Another dumb thing that happened this week is that I slept in some funny position and ended up with terrible pain in my neck on the right side. I babied it for a day, hoping it would fix itself overnight, but instead it intensified, so I turned to Pain Free by Pete Egoscue, my bible for fixing musculoskeletal pain. Usually I use it to help me with my back, in the past I've occasionally used it for knee pain, but I couldn't remember having ever used it for neck/shoulder pain. But the exercises are not that different for the different body parts. It was very hard to get down on the ground to do some of them, but when I'd finished the sequence for necks, my neck felt MUCH better and I could turn it in both directions.

However, it's continued to bother me a little. I have good mobility now, but there's this pain that vibrates from my head down my neck to my shoulder occasionally (like just now). I feel as though I must have injured something those first two days and it's going to take a while to heal.

You know, by next week I will probably be feeling better about all this. Today is supposed to be our hottest day, although I think they've already revised the numbers downwards a little. Mid 90s, not 98. After today we're predicted to have three more days in the low to mid 90s, but then after that, starting Thursday, the temps should drop significantly. Thursday's high is currently predicted to be 79. I could really use some 79 degrees! Also, there's a good chance we're going to get some rain. We REALLY need rain.

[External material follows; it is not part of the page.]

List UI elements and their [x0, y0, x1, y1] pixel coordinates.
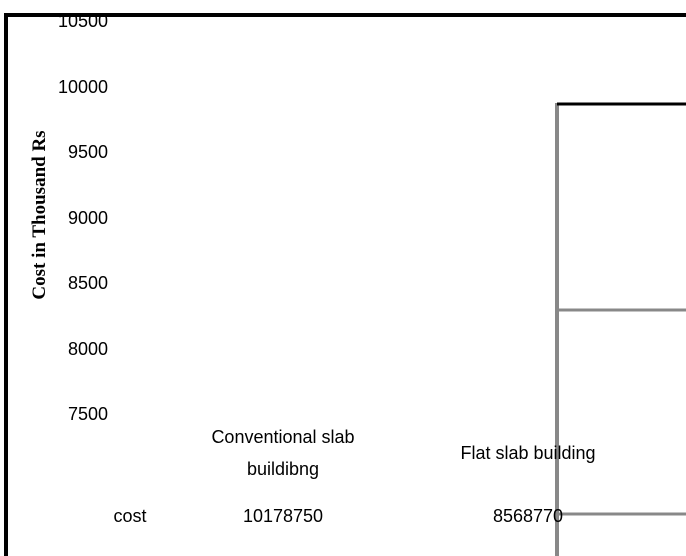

So, what else is happening this coming week, other than (we hope) lower temperatures and increased moisture? On Tuesday I am supposed to get my braces off. This is something I have been looking forward to for two and a half years, ever since they were put on. But because of my generally low mood right now, I've decided that they're going to change their minds when I get there and not take them off after all. Dr. Walker told me to wear my bands every chance I could this month, and I just haven't been doing that. I've worn them maybe half a dozen times. They have been giving me a headache (probably related to congestion from the bad air) or making me nauseated (the Mounjaro), so mostly I don't even try, or I take them off after a few hours. 

I think I'm so excited about getting my braces off that I'm psyching myself up for something to go wrong. We'll see. I did buy myself an apple at the grocery store, just in case I do get them off. What I'm really looking forward to is being able to floss. Two and a half years of food stuck in my back teeth. Gaaah.

And next weekend is Rocket Boy's and my 22nd wedding anniversary. He sent his card weeks ago and I opened it, thinking it was my lost birthday card (which did finally come, but after the anniversary card). I thought I hadn't gotten him a card yet, but I just looked and I do have one, so I need to get that in the mail. Maybe next summer we'll be able to celebrate in person.

It's going to be the twins' last full week of summer vacation before school starts on the 15th, so I'll ask them if there's anything they want to do. Maybe if it cools down a little, they'll think of something.